Rusty broke up during 1973 when Costello moved to London, but its 50th anniversary has spurred him and Mayes to "make the record we would have cut when we were 18 if anyone had let us." And while it's hard to know quite what those aspiring teenagers would have sounded like at that point, the results on The Resurrection of Rust make you wish that someone had. There's an easy kind of shorthand in the way Costello and Mayes sing with each other on the six-track EP, but don't for a minute think it's some casual toss off. They're serious enough about it that Costello enlisted his band, the Imposters, to be part of The Resurrection, while Brinsley Schwarz (and later Graham Parker & the Rumour) keyboardist Bob Andrews recreates his Hammond organ and piano parts on the former's "Surrender to the Rhythm."

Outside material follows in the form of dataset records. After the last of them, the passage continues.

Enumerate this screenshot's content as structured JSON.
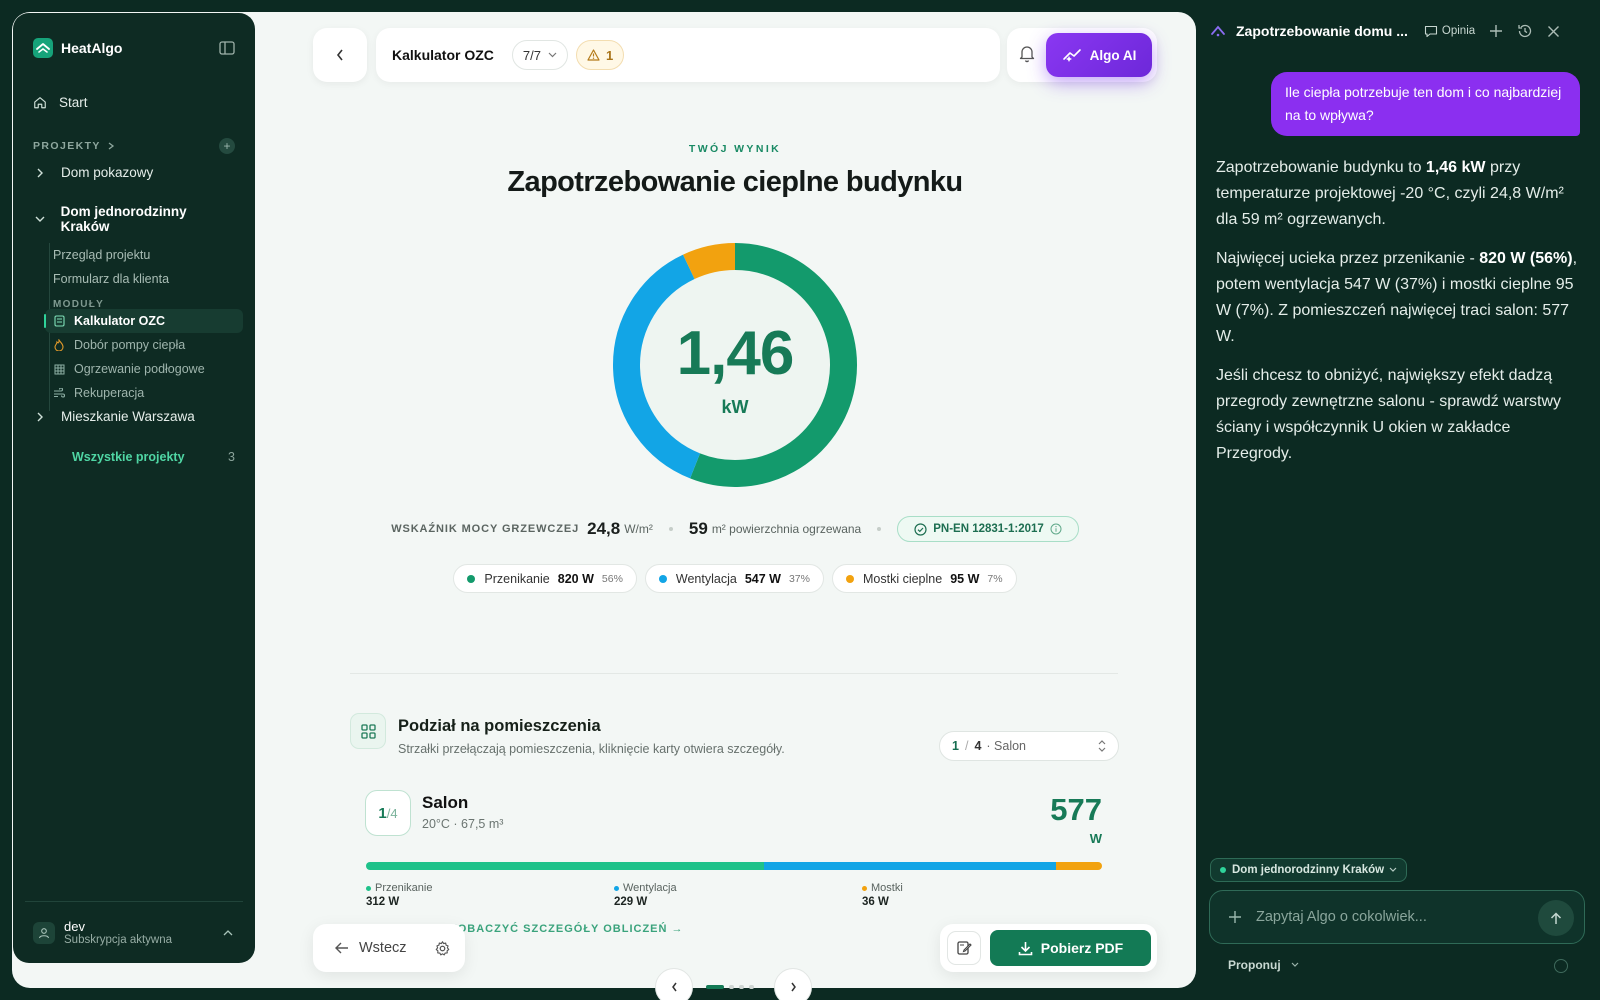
{
  "app": {
    "brand": "HeatAlgo",
    "accent": "#137a55"
  },
  "sidebar": {
    "start_label": "Start",
    "projects_label": "PROJEKTY",
    "projects": [
      {
        "label": "Dom pokazowy"
      },
      {
        "label": "Dom jednorodzinny Kraków"
      },
      {
        "label": "Mieszkanie Warszawa"
      }
    ],
    "sub_items": [
      {
        "label": "Przegląd projektu"
      },
      {
        "label": "Formularz dla klienta"
      }
    ],
    "modules_label": "MODUŁY",
    "modules": [
      {
        "label": "Kalkulator OZC",
        "icon": "calculator-icon",
        "active": true
      },
      {
        "label": "Dobór pompy ciepła",
        "icon": "flame-icon"
      },
      {
        "label": "Ogrzewanie podłogowe",
        "icon": "grid-icon"
      },
      {
        "label": "Rekuperacja",
        "icon": "wind-icon"
      }
    ],
    "all_projects_label": "Wszystkie projekty",
    "all_projects_count": "3",
    "user": {
      "name": "dev",
      "status": "Subskrypcja aktywna"
    }
  },
  "topbar": {
    "title": "Kalkulator OZC",
    "step": "7/7",
    "warnings": "1",
    "ai_button": "Algo AI"
  },
  "result": {
    "eyebrow": "TWÓJ WYNIK",
    "title": "Zapotrzebowanie cieplne budynku",
    "value": "1,46",
    "unit": "kW",
    "indicator_label": "WSKAŹNIK MOCY GRZEWCZEJ",
    "indicator_value": "24,8",
    "indicator_unit": "W/m²",
    "area_value": "59",
    "area_label": "m² powierzchnia ogrzewana",
    "standard": "PN-EN 12831-1:2017",
    "breakdown": [
      {
        "name": "Przenikanie",
        "value": "820 W",
        "pct": "56%",
        "share": 56,
        "color": "#139a6c"
      },
      {
        "name": "Wentylacja",
        "value": "547 W",
        "pct": "37%",
        "share": 37,
        "color": "#12a5e6"
      },
      {
        "name": "Mostki cieplne",
        "value": "95 W",
        "pct": "7%",
        "share": 7,
        "color": "#f2a20f"
      }
    ]
  },
  "rooms": {
    "title": "Podział na pomieszczenia",
    "subtitle": "Strzałki przełączają pomieszczenia, kliknięcie karty otwiera szczegóły.",
    "selector_current": "1",
    "selector_sep": "/",
    "selector_total": "4",
    "selector_name": "· Salon",
    "room": {
      "index": "1",
      "total": "/4",
      "name": "Salon",
      "meta": "20°C · 67,5 m³",
      "power": "577",
      "unit": "W",
      "parts": [
        {
          "name": "Przenikanie",
          "value": "312 W",
          "watts": 312,
          "color": "#1ec28a"
        },
        {
          "name": "Wentylacja",
          "value": "229 W",
          "watts": 229,
          "color": "#12a5e6"
        },
        {
          "name": "Mostki",
          "value": "36 W",
          "watts": 36,
          "color": "#f2a20f"
        }
      ]
    },
    "details_link": "ZOBACZYĆ SZCZEGÓŁY OBLICZEŃ →"
  },
  "footer": {
    "back_label": "Wstecz",
    "pdf_label": "Pobierz PDF"
  },
  "chat": {
    "title": "Zapotrzebowanie domu ...",
    "feedback_label": "Opinia",
    "user_message": "Ile ciepła potrzebuje ten dom i co najbardziej na to wpływa?",
    "p1": {
      "t1": "Zapotrzebowanie budynku to ",
      "b1": "1,46 kW",
      "t2": " przy temperaturze projektowej -20 °C, czyli 24,8 W/m² dla 59 m² ogrzewanych."
    },
    "p2": {
      "t1": "Najwięcej ucieka przez przenikanie - ",
      "b1": "820 W (56%)",
      "t2": ", potem wentylacja 547 W (37%) i mostki cieplne 95 W (7%). Z pomieszczeń najwięcej traci salon: 577 W."
    },
    "p3": "Jeśli chcesz to obniżyć, największy efekt dadzą przegrody zewnętrzne salonu - sprawdź warstwy ściany i współczynnik U okien w zakładce Przegrody.",
    "context_chip": "Dom jednorodzinny Kraków",
    "input_placeholder": "Zapytaj Algo o cokolwiek...",
    "suggest_label": "Proponuj"
  }
}
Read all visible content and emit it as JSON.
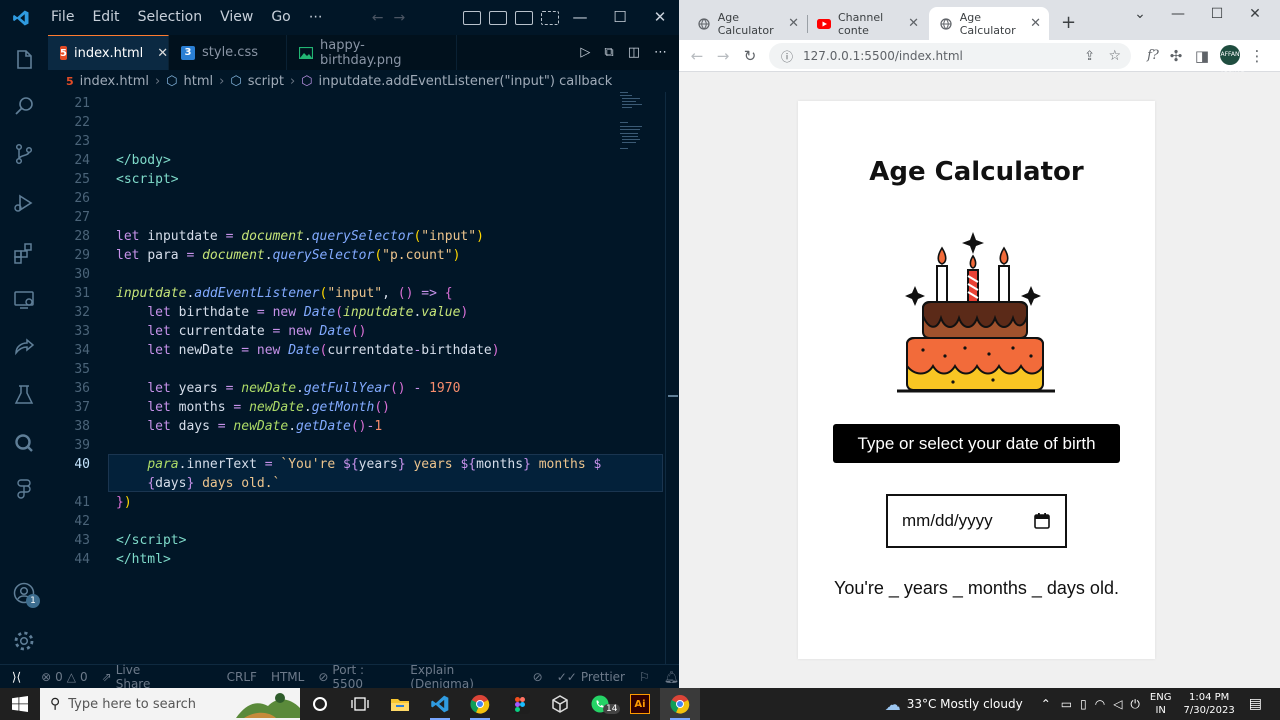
{
  "vscode": {
    "menu": [
      "File",
      "Edit",
      "Selection",
      "View",
      "Go",
      "⋯"
    ],
    "tabs": [
      {
        "label": "index.html",
        "icon": "html5-icon",
        "active": true
      },
      {
        "label": "style.css",
        "icon": "css3-icon",
        "active": false
      },
      {
        "label": "happy-birthday.png",
        "icon": "image-icon",
        "active": false
      }
    ],
    "breadcrumb": [
      "index.html",
      "html",
      "script",
      "inputdate.addEventListener(\"input\") callback"
    ],
    "line_numbers": [
      "21",
      "22",
      "23",
      "24",
      "25",
      "26",
      "27",
      "28",
      "29",
      "30",
      "31",
      "32",
      "33",
      "34",
      "35",
      "36",
      "37",
      "38",
      "39",
      "40",
      "",
      "41",
      "42",
      "43",
      "44"
    ],
    "current_line": "40",
    "statusbar": {
      "problems": "0",
      "warnings": "0",
      "live_share": "Live Share",
      "eol": "CRLF",
      "language": "HTML",
      "port": "Port : 5500",
      "explain": "Explain (Denigma)",
      "prettier": "Prettier"
    },
    "accounts_badge": "1"
  },
  "chrome": {
    "tabs": [
      {
        "label": "Age Calculator",
        "icon": "globe-icon",
        "active": false
      },
      {
        "label": "Channel conte",
        "icon": "youtube-icon",
        "active": false
      },
      {
        "label": "Age Calculator",
        "icon": "globe-icon",
        "active": true
      }
    ],
    "url": "127.0.0.1:5500/index.html",
    "profile_label": "AFFAN ARSHAD"
  },
  "app": {
    "title": "Age Calculator",
    "hint": "Type or select your date of birth",
    "date_placeholder": "mm/dd/yyyy",
    "result": "You're _ years _ months _ days old."
  },
  "taskbar": {
    "search_placeholder": "Type here to search",
    "whatsapp_badge": "14",
    "weather": "33°C  Mostly cloudy",
    "lang": "ENG",
    "region": "IN",
    "time": "1:04 PM",
    "date": "7/30/2023"
  }
}
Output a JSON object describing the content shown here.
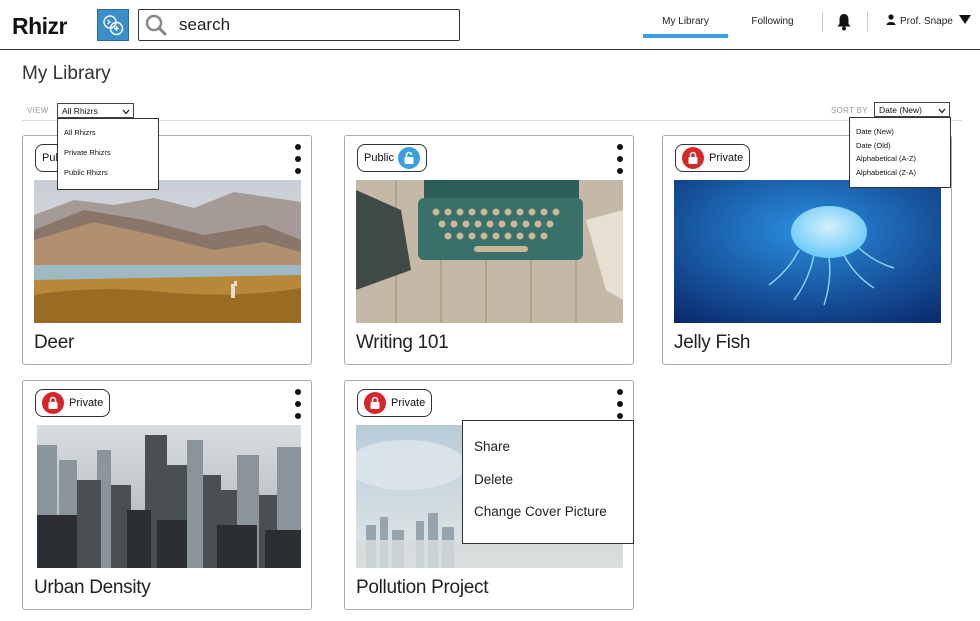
{
  "app": {
    "logo": "Rhizr"
  },
  "search": {
    "placeholder": "search"
  },
  "nav": {
    "tabs": [
      {
        "label": "My Library",
        "active": true
      },
      {
        "label": "Following",
        "active": false
      }
    ],
    "user": "Prof. Snape",
    "accent": "#3aa0dd"
  },
  "page": {
    "title": "My Library"
  },
  "toolbar": {
    "view_label": "VIEW",
    "view_value": "All Rhizrs",
    "view_options": [
      "All Rhizrs",
      "Private Rhizrs",
      "Public Rhizrs"
    ],
    "sort_label": "SORT BY",
    "sort_value": "Date (New)",
    "sort_options": [
      "Date (New)",
      "Date (Old)",
      "Alphabetical (A-Z)",
      "Alphabetical (Z-A)"
    ]
  },
  "cards": [
    {
      "title": "Deer",
      "visibility": "Public",
      "cover": "mountain-lake-deer"
    },
    {
      "title": "Writing 101",
      "visibility": "Public",
      "cover": "typewriter-on-wood"
    },
    {
      "title": "Jelly Fish",
      "visibility": "Private",
      "cover": "jellyfish-underwater"
    },
    {
      "title": "Urban Density",
      "visibility": "Private",
      "cover": "city-skyline"
    },
    {
      "title": "Pollution Project",
      "visibility": "Private",
      "cover": "smoggy-skyline"
    }
  ],
  "context_menu": {
    "items": [
      "Share",
      "Delete",
      "Change Cover Picture"
    ]
  },
  "colors": {
    "public_lock": "#3aa0dd",
    "private_lock": "#d7262b",
    "header_button": "#3a8ec9"
  }
}
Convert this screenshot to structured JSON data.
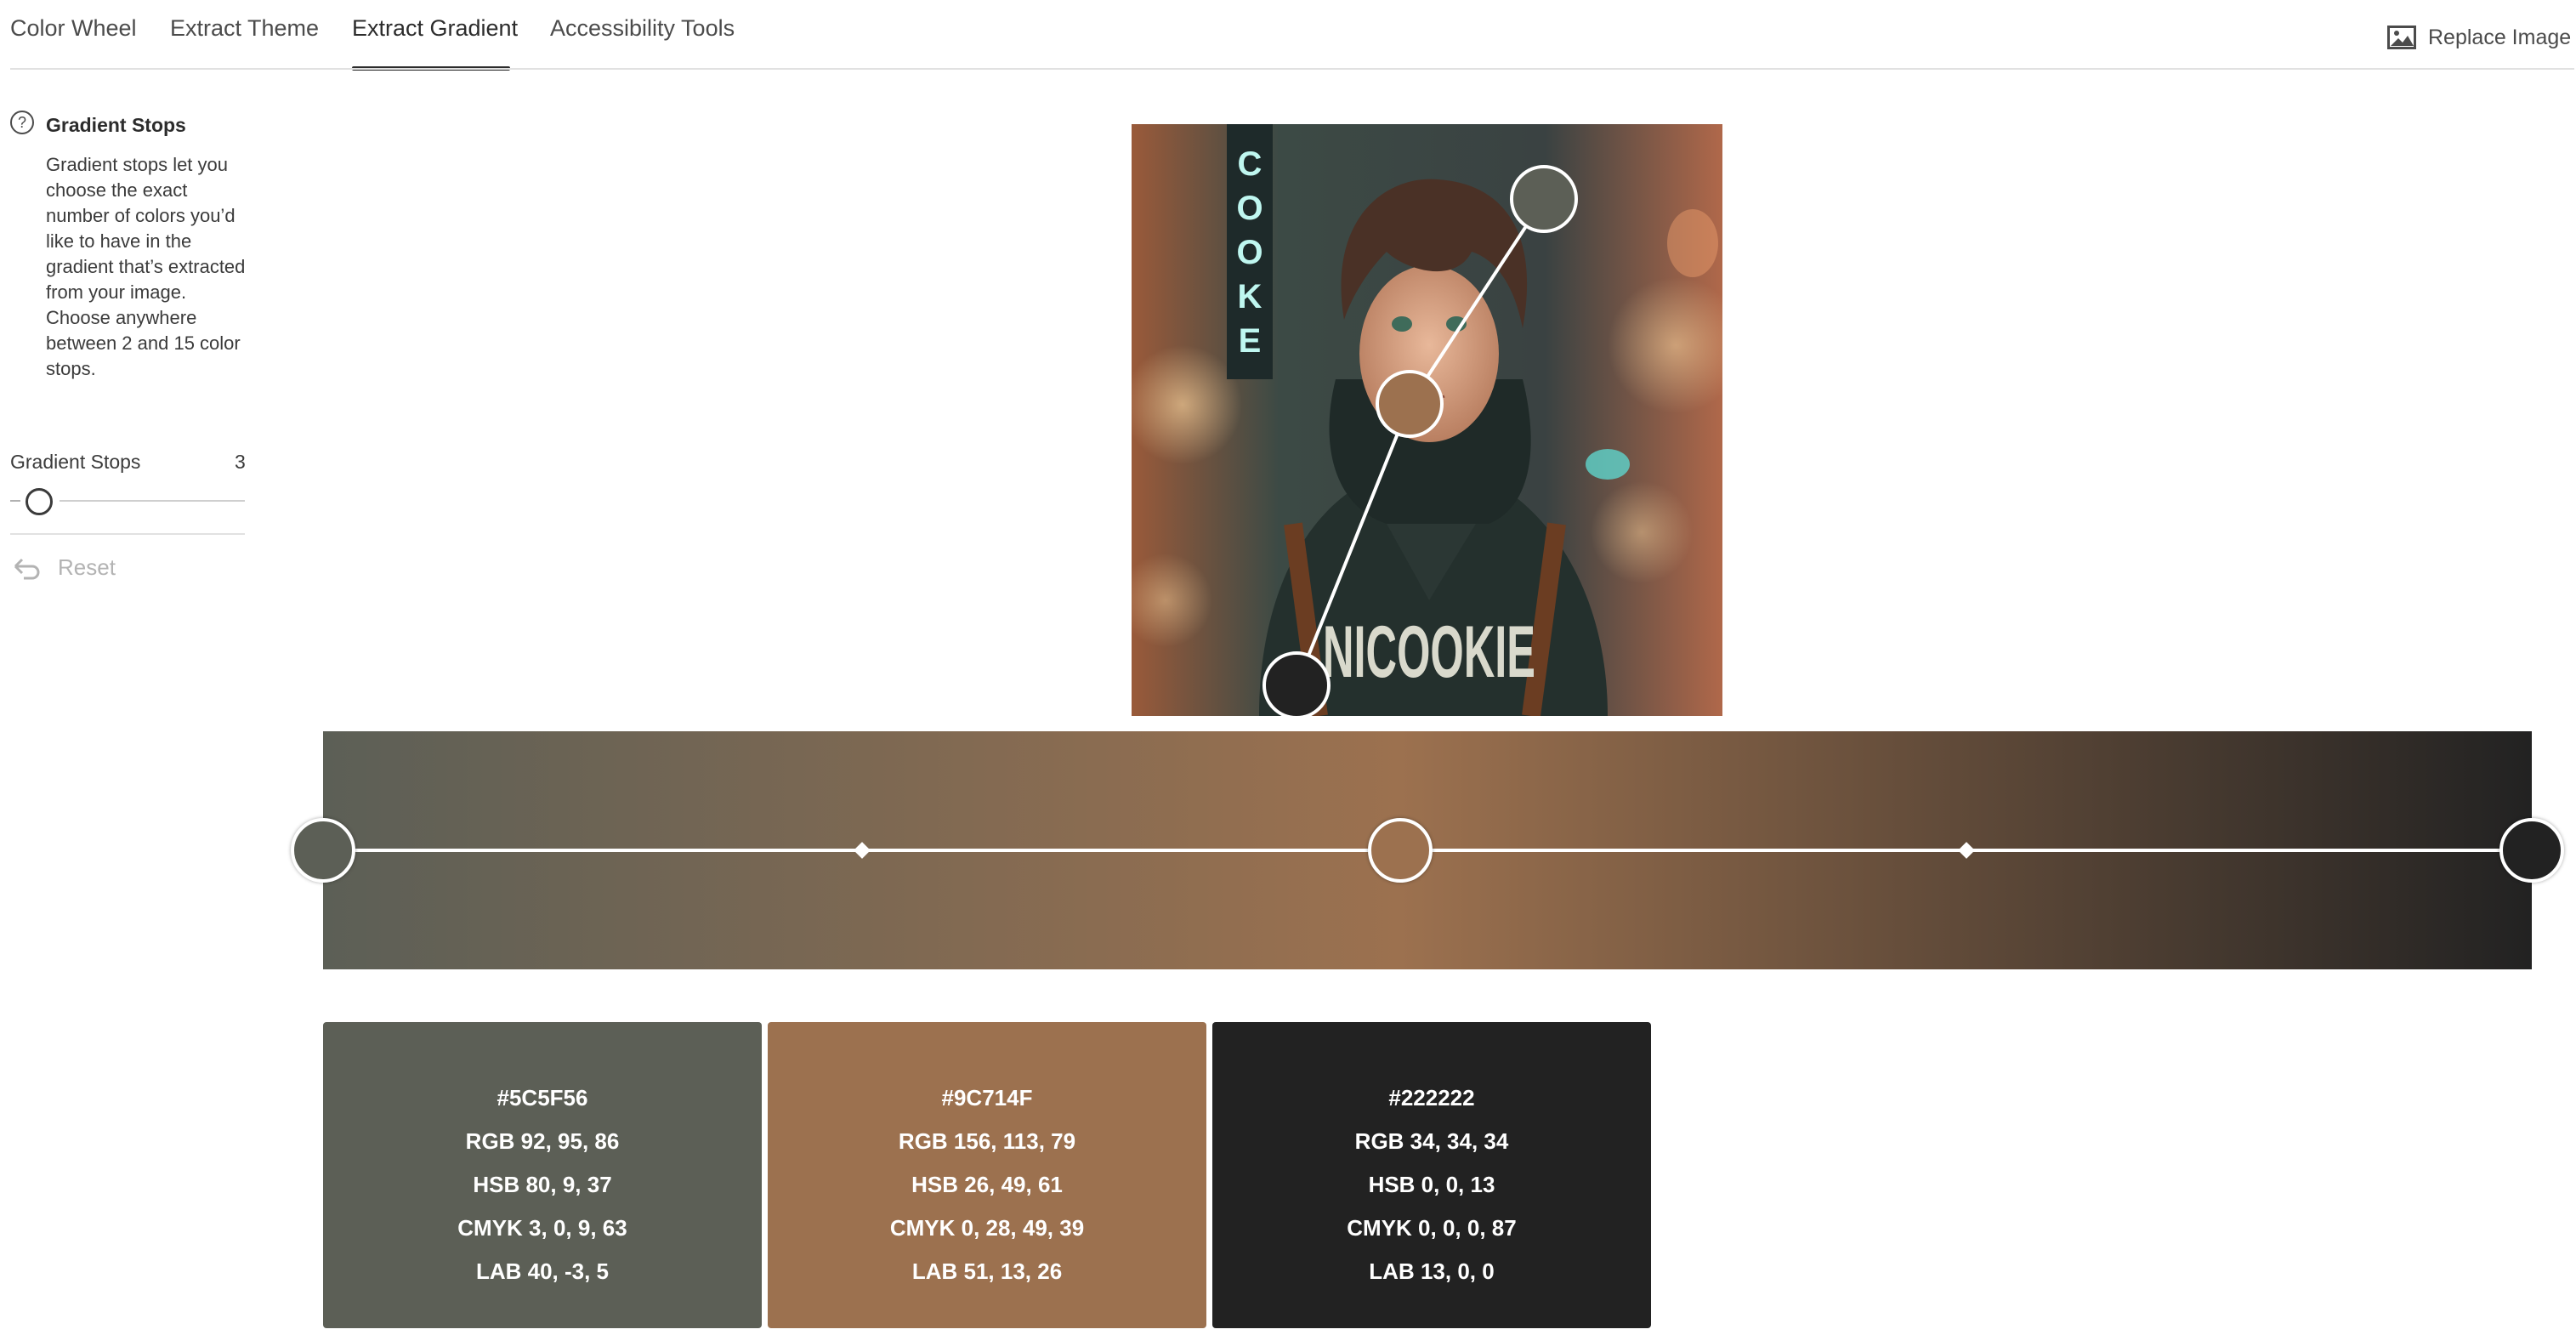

Resurrection goes by quick and easy but has you paying attention every second of its 24 minutes. Costello and Mays make faithful, short work of another Schwarz favorite, the soulful "Don't Lose Your Grip on Love," while Mayes' vocal on Jim Ford's "I'm Ahead if I Can Quit While I'm Behind" is a muscular showstopper. The troupe is similarly tight and twangy on a pairing of Neil Young's "Everybody Knows This Is Nowhere" and "Dance, Dance, Dance," with Costello playing electric violin for the first time on a recording. Of equal interest, meanwhile, is a pair of Rusty originals drawn from notebooks and the odd demo reel that Costello and Mayes kept from the time. "Warm House" sounds like a Merseybeat-Americana summit meeting, with rich, Hollies-like harmonies and a mandolin break. "Maureen & Sam" is a whole other matter, a dramatic piece of aural theater about an aspiring cabaret act in need of some TLC - and, Costello notes, was source material for his own "Ghost Train" in 1980.
Resurrection is indeed a curio in Costello's catalog, but a nice one. His, and Mayes', investment is audible throughout the set, and it's a welcome glimpse - including some vintage photos in the package - into the modest yet still ambitious roots of the earth-shaking work that lay ahead.